Friday, August 29, 2014

Day Five

The school day draws to an end on campus as everyone bustles about. They form in groups and talk loudly on phones, all trying to decide which party they will attend tonight. The frats will have one, the athletes, and possibly the sororities. Full of beers and liquors and sinly good fun. All around, it will be a good night for the college students of SFA.

But I, however, will sit up in the laundry room with Chey as we watch our clothes go 'round and 'round cause the dorm is finally quiet enough, calm enough, empty enough for us to get peace. Because I am not the type to stand out, make a fuss, draw peoples attention, I will miss out on parties, no matter how bad I would like to go. Instead, every Friday night I will sit in the laundry room, watching my clothes go 'round and 'round.

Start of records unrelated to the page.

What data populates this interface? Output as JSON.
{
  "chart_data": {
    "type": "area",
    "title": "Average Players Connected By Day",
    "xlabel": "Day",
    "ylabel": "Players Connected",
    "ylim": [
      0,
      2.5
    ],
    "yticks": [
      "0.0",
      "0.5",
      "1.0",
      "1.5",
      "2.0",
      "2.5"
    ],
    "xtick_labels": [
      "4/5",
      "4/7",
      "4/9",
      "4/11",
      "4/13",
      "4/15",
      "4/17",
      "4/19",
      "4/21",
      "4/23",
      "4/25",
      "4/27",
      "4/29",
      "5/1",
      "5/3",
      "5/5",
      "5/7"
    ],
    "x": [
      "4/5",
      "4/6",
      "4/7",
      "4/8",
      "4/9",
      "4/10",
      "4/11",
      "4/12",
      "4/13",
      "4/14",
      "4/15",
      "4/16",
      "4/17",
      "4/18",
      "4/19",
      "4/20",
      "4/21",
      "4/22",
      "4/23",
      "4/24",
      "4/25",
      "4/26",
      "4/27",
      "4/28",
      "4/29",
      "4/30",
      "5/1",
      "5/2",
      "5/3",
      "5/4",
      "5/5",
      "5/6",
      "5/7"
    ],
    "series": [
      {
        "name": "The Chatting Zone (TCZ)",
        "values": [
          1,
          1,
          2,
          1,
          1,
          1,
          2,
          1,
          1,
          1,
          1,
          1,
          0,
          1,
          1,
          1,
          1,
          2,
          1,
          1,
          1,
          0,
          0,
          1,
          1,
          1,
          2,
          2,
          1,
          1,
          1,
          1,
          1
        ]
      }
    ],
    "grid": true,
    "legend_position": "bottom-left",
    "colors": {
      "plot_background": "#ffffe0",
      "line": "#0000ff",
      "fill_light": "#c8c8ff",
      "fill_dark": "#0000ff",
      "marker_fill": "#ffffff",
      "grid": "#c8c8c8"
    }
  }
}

I know, you get it. I'm a sad person with sad feelings who just wants to be accepted. So does everyone else. But the thing is, I was accepted. In high school I had my theatre people, the friends I spent almost every waking hour with. They were who kept me together, swimming, functioning in this sometimes terribly shitty world. But I don't have them anymore and I won't even be going out for this school's theatre until the spring semester. So until then, I'll have Chey and her crazy fiance.

College really isn't all that bad. The people are annoying and the professors can be jerks, but it's not altogether bad. The atmosphere is fun, bright, and very hot. God, it's so hot here. I do believe that if I apply myself, I can change my circumstances and in three years I could be throwing a party that everyone comes to. (Not gonna happen, I don't even like cleaning up after myself.) Just to be involved and part of the "in-crowd" would be nice for once.

But I guess, in the end, I'll always have theatre people.

As always, spread the fresh wherever you go.